Thanks for your quick responses.
 
Spanky, I understand that non burglar zones do not support the 4 state wiring. My remaining confusion relates to the 3 state wiring with one EOL resister. On page 9 in the Elk M1 manual, it shows that the 3 state wiring works with both normally closed and normally open contacts. Since in the situation with my CO and water sensors, you've explained that the 3 state wiring only works with normally open. This bring me to a new question with regard to 3 state wiring and burglar zones: will the 3 state wiring work with both normally closed and normally open contacts as stated in the manual, or will it only work with normally open contacts as in your previous posts in this topic?

Thanks for your quick responses.


Good question. I will try to answer it.

In burglar zones using EOL resistors, if the loop opens(opening a normally series wired contact) or shorts across the EOL resistor(normally open contacts wired in parallel to the EOL resistor) the zone becomes violated. If armed and the zone becomes violated, the entrance delay starts or the alarm is activated immediately.
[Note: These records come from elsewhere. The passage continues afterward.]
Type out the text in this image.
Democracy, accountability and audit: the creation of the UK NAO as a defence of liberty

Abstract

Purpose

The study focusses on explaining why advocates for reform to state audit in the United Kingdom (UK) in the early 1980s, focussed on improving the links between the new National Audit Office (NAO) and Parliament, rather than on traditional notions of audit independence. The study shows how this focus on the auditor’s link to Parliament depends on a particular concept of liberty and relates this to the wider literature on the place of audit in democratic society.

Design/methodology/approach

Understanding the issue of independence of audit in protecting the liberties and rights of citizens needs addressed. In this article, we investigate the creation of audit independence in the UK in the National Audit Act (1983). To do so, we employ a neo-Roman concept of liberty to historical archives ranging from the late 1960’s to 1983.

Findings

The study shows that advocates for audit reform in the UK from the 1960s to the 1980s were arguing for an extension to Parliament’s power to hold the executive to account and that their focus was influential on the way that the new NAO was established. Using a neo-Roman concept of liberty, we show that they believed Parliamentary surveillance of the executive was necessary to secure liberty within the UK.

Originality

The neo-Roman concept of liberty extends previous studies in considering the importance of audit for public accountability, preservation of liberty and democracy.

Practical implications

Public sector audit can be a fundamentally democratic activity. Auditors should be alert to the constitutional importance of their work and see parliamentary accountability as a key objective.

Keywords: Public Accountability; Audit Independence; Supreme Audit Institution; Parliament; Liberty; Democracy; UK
24 hour non burglar zones using EOL resistors have 3 states:
1. Normal, no alarm is when the circuit is closed with the EOL resistor in place. Normally closed sensor contacts wired in series with the zone loop are closed. Normally open sensor contacts wired in parallel to the EOL resistor are open. The voltage at the zone terminals will read about 6.5 volts +-.
2. Trouble, the zone loop is open. If a normally closed sensor is wired in series, it has opened. The voltage at the zone terminals will read about 13 volts +-.
3. Alarm, the zone loop has been shorted across the EOL resistor. If a normally open sensor wired across the EOL resistor has closed or shorted across the zone loop. The voltage at the zone terminals will read about 0 volts.
 
I have stuff wired similar to the OP, but it seems to be working as expected. I'm using the Aux 1 and Aux 2 zone types.
 
I have stuff wired similar to the OP, but it seems to be working as expected. I'm using the Aux 1 and Aux 2 zone types.


Aux1 and Aux 2 may behave a little different than the 24 hour alarm types like, police, heat, water, gas etc.
 
CO is wired like a fire zone, NO ckt with EOLR installed across the relay poles at the last detector, unless you're using a detector that has a trouble relay output (system sensor).

The water sensor, if something simliar to a Waterbug (Winland) you don't technically need the relay box to connect to the alarm panel, it works fine on it's own connected to the zone. If you have other types, YMMV.